El mal del bipartidismo
En su diagnóstico deLa decadencia de Occidente, Oswald Spengler (1921) advirtió que todo orden político llega a su agotamiento. En el caso de la democracia postmoderna, ese desgaste ya es visible: sus pilares —libertad e igualdad— son hoy conceptos vacíos. La libertad se reduce a una apariencia y la igualdad ha desaparecido de las aspiraciones políticas. El pueblo no gobierna: lo hacen las grandes corporaciones, el sistema financiero, los lobbies y los grupos de presión.

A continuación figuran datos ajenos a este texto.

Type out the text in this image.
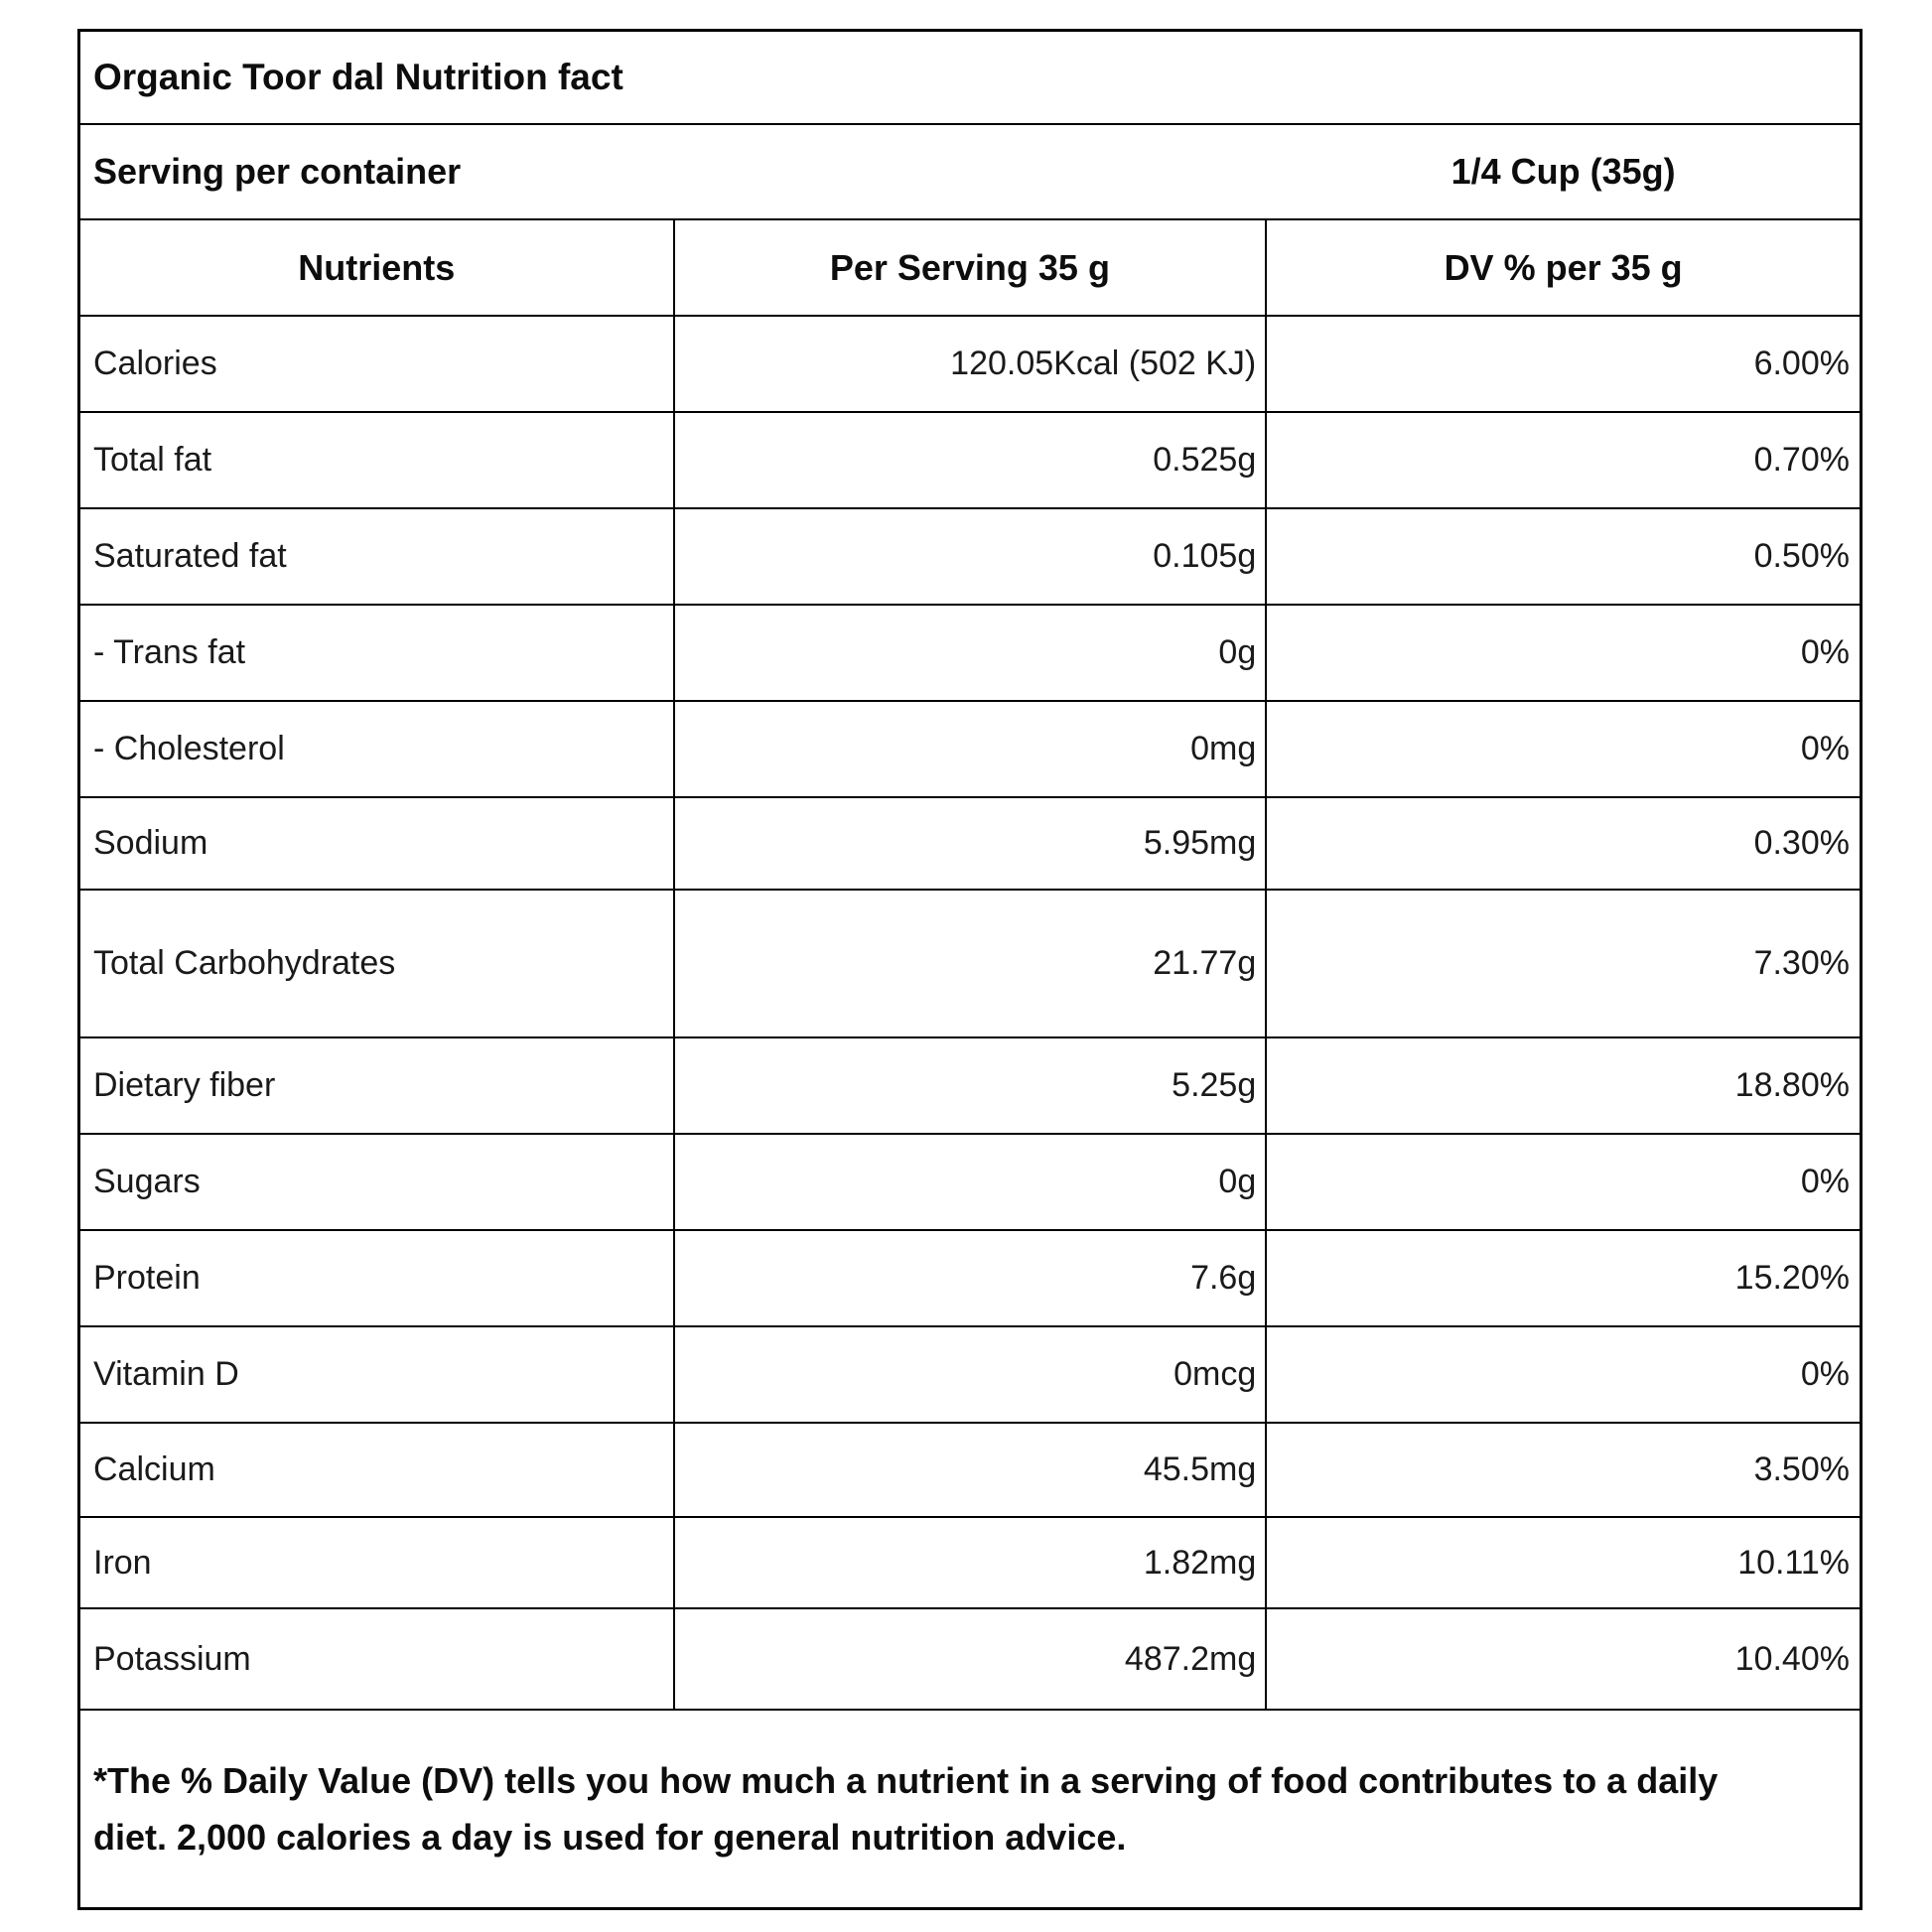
Organic Toor dal Nutrition fact
Serving per container	1/4 Cup (35g)
Nutrients	Per Serving 35 g	DV % per 35 g
Calories	120.05Kcal (502 KJ)	6.00%
Total fat	0.525g	0.70%
Saturated fat	0.105g	0.50%
- Trans fat	0g	0%
- Cholesterol	0mg	0%
Sodium	5.95mg	0.30%
Total Carbohydrates	21.77g	7.30%
Dietary fiber	5.25g	18.80%
Sugars	0g	0%
Protein	7.6g	15.20%
Vitamin D	0mcg	0%
Calcium	45.5mg	3.50%
Iron	1.82mg	10.11%
Potassium	487.2mg	10.40%
*The % Daily Value (DV) tells you how much a nutrient in a serving of food contributes to a daily
diet. 2,000 calories a day is used for general nutrition advice.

En este marco, la gobernabilidad ha sido sustituida por la “gobernanza”: un ejercicio del poder cada vez más alejado del Estado y delegado en empresas, think tanks y actores privados. Como señaló José Vidal-Beneyto (2002), la tecnificación de la política y la sustitución del político por el experto han servido para reducir la participación ciudadana y trasladar el control a quienes detentan el poder económico.
Democracia sin sustancia
La democracia, convertida en un simulacro, limita la libertad a depositar un voto cada cierto tiempo, sin garantías de que ese voto conserve su significado. Una vez en el poder, el político transfiere de facto la soberanía a esos centros de gobernanza. Dentro de este sistema ya adulterado, el bipartidismo añade un grado más de degradación política: divide a la sociedad en dos bloques enfrentados y bloquea otras alternativas.
El argumento oficial es la estabilidad. Pero, ¿estabilidad de qué y para quién? Las instituciones, la administración y las obras públicas siguen funcionando con o sin bipartidismo. Lo que este modelo asegura en realidad es el control duradero del poder político y económico manejados por los mismos actores. La alternancia de siglas es solo un relevo pactado que protege a los “propietarios naturales” del poder.
La amputación del pensamiento político
El bipartidismo actúa como una cirugía mental: extirpa la capacidad ciudadana de concebir otras formas de organización política y social. Así, la riqueza de perspectivas se sustituye por la dicotomía simplista de “izquierda” y “derecha”, “bien” y “mal”. Estados Unidos es el laboratorio perfecto de este mecanismo: dos partidos que fingen confrontar, pero que comparten intereses estratégicos, especialmente en política exterior. Ninguna fuerza alternativa puede prosperar sin confabularse los centros de poder institucional y fáctico, para ser neutralizada.
En España, la corta tradición democrática y el peso histórico del dogma favorecen esta polarización. El bipartidismo no modera, sino que exacerba la confrontación. La consecuencia es una sociedad menos creativa, menos lúcida, más proclive a aceptar el pensamiento único y menos capaz de explorar fórmulas políticas innovadoras.
Un mal que concentra todos los males
Si la estabilidad fuera el valor supremo, una dictadura garantizaría mejor ese objetivo. Pero la democracia no se justifica por su estabilidad, sino por su pluralismo y su capacidad de representación. El bipartidismo, en cambio, degrada la política al reducirla a un combate ritual entre dos facciones que comparten la misma base ideológica y los mismos vínculos con el poder económico.
En Estados Unidos, esa homogeneidad se traduce en una política interior residual y en una política exterior agresiva, respaldada por el complejo militar-industrial. En España, se suma a un sustrato de oscurantismo, caciquismo, superstición y desigualdad social que impide una vida política verdaderamente plural.
El resultado es el mismo en ambos casos: un pensamiento público amputado, incapaz de concebir un mundo distinto al que dictan los beneficiarios de la alternancia. El bipartidismo no solo divide: esteriliza. Y en esa esterilidad está su verdadero triunfo.